### Assignment Questions:

#### Q1. You are working on a machine learning project where you have a dataset containing numerical and categorical features. You have identified that some of the features are highly correlated and there are missing values in some of the columns. You want to build a pipeline that automates the feature engineering process and handles the missing values.

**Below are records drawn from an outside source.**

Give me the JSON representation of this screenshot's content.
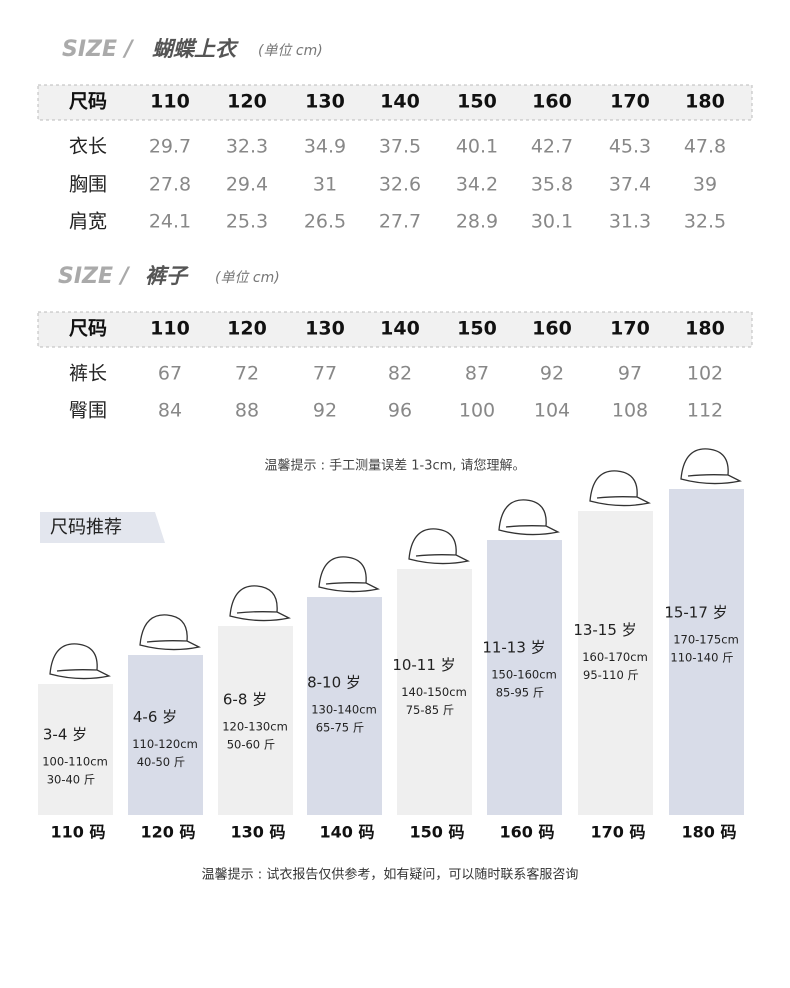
{
  "shirt_table": {
    "title_en": "SIZE /",
    "title": "蝴蝶上衣",
    "unit": "(单位 cm)",
    "header": [
      "尺码",
      "110",
      "120",
      "130",
      "140",
      "150",
      "160",
      "170",
      "180"
    ],
    "rows": [
      [
        "衣长",
        "29.7",
        "32.3",
        "34.9",
        "37.5",
        "40.1",
        "42.7",
        "45.3",
        "47.8"
      ],
      [
        "胸围",
        "27.8",
        "29.4",
        "31",
        "32.6",
        "34.2",
        "35.8",
        "37.4",
        "39"
      ],
      [
        "肩宽",
        "24.1",
        "25.3",
        "26.5",
        "27.7",
        "28.9",
        "30.1",
        "31.3",
        "32.5"
      ]
    ]
  },
  "pants_table": {
    "title_en": "SIZE /",
    "title": "裤子",
    "unit": "(单位 cm)",
    "header": [
      "尺码",
      "110",
      "120",
      "130",
      "140",
      "150",
      "160",
      "170",
      "180"
    ],
    "rows": [
      [
        "裤长",
        "67",
        "72",
        "77",
        "82",
        "87",
        "92",
        "97",
        "102"
      ],
      [
        "臀围",
        "84",
        "88",
        "92",
        "96",
        "100",
        "104",
        "108",
        "112"
      ]
    ]
  },
  "note1": "温馨提示 : 手工测量误差 1-3cm, 请您理解。",
  "recommend": {
    "title": "尺码推荐",
    "items": [
      {
        "age": "3-4 岁",
        "height": "100-110cm",
        "weight": "30-40 斤",
        "size": "110 码"
      },
      {
        "age": "4-6 岁",
        "height": "110-120cm",
        "weight": "40-50 斤",
        "size": "120 码"
      },
      {
        "age": "6-8 岁",
        "height": "120-130cm",
        "weight": "50-60 斤",
        "size": "130 码"
      },
      {
        "age": "8-10 岁",
        "height": "130-140cm",
        "weight": "65-75 斤",
        "size": "140 码"
      },
      {
        "age": "10-11 岁",
        "height": "140-150cm",
        "weight": "75-85 斤",
        "size": "150 码"
      },
      {
        "age": "11-13 岁",
        "height": "150-160cm",
        "weight": "85-95 斤",
        "size": "160 码"
      },
      {
        "age": "13-15 岁",
        "height": "160-170cm",
        "weight": "95-110 斤",
        "size": "170 码"
      },
      {
        "age": "15-17 岁",
        "height": "170-175cm",
        "weight": "110-140 斤",
        "size": "180 码"
      }
    ]
  },
  "note2": "温馨提示 : 试衣报告仅供参考，如有疑问，可以随时联系客服咨询"
}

**Design a pipeline that includes the following steps:**

1. **Use an automated feature selection method to identify the important features in the dataset**  
   - Use `SelectKBest` or `RFE` for feature selection.
   
   ```python
   from sklearn.feature_selection import SelectKBest, f_classif
   selector = SelectKBest(f_classif, k=10)  # Select top 10 features
   X_new = selector.fit_transform(X, y)
   ```

2. **Create a numerical pipeline that includes the following steps:**
   - **Impute the missing values in the numerical columns using the mean of the column values.**
   - **Scale the numerical columns using standardization.**

   ```python
   from sklearn.pipeline import Pipeline
   from sklearn.impute import SimpleImputer
   from sklearn.preprocessing import StandardScaler

   numerical_pipeline = Pipeline(steps=[
       ('imputer', SimpleImputer(strategy='mean')),
       ('scaler', StandardScaler())
   ])
   ```

3. **Create a categorical pipeline that includes the following steps:**
   - **Impute the missing values in the categorical columns using the most frequent value of the column.**
   - **One-hot encode the categorical columns.**

   ```python
   from sklearn.preprocessing import OneHotEncoder

   categorical_pipeline = Pipeline(steps=[
       ('imputer', SimpleImputer(strategy='most_frequent')),
       ('onehot', OneHotEncoder(handle_unknown='ignore'))
   ])
   ```

4. **Combine the numerical and categorical pipelines using a `ColumnTransformer`.**

   ```python
   from sklearn.compose import ColumnTransformer

   preprocessor = ColumnTransformer(transformers=[
       ('num', numerical_pipeline, numerical_features),
       ('cat', categorical_pipeline, categorical_features)
   ])
   ```

5. **Use a Random Forest Classifier to build the final model.**

   ```python
   from sklearn.ensemble import RandomForestClassifier
   model = Pipeline(steps=[('preprocessor', preprocessor),
                           ('classifier', RandomForestClassifier())])
   ```

6. **Evaluate the accuracy of the model on the test dataset.**

   ```python
   model.fit(X_train, y_train)
   y_pred = model.predict(X_test)

   from sklearn.metrics import accuracy_score
   accuracy = accuracy_score(y_test, y_pred)
   print(f"Accuracy: {accuracy:.2f}")
   ```

**Interpretation & Possible Improvements:**
- The pipeline automates feature selection, imputation, and scaling, making it efficient.
- Improvements could include experimenting with different models, fine-tuning hyperparameters using `GridSearchCV`, and addressing multicollinearity by removing correlated features.

#### Q2. Build a pipeline that includes a random forest classifier and a logistic regression classifier, and then use a voting classifier to combine their predictions. Train the pipeline on the iris dataset and evaluate its accuracy.

**Answer:**

1. **Load the Iris dataset**:

   ```python
   from sklearn.datasets import load_iris
   data = load_iris()
   X, y = data.data, data.target
   ```

2. **Build pipelines for Random Forest and Logistic Regression**:

   ```python
   from sklearn.ensemble import RandomForestClassifier
   from sklearn.linear_model import LogisticRegression
   from sklearn.pipeline import Pipeline

   rf_pipeline = Pipeline([('classifier', RandomForestClassifier())])
   lr_pipeline = Pipeline([('classifier', LogisticRegression())])
   ```

3. **Combine the classifiers using a Voting Classifier**:

   ```python
   from sklearn.ensemble import VotingClassifier

   voting_clf = VotingClassifier(estimators=[
       ('rf', RandomForestClassifier()),
       ('lr', LogisticRegression())
   ], voting='hard')
   ```

4. **Train and evaluate the pipeline**:

   ```python
   from sklearn.model_selection import train_test_split
   from sklearn.metrics import accuracy_score

   X_train, X_test, y_train, y_test = train_test_split(X, y, test_size=0.3, random_state=42)
   
   voting_clf.fit(X_train, y_train)
   y_pred = voting_clf.predict(X_test)
   
   accuracy = accuracy_score(y_test, y_pred)
   print(f"Accuracy: {accuracy:.2f}")
   ```

**Interpretation**:
- The Voting Classifier combines predictions from both models, resulting in potentially better performance than using either model alone.
- **Improvements**: Experiment with different voting schemes (`soft` voting) and more diverse classifiers such as SVM or KNN.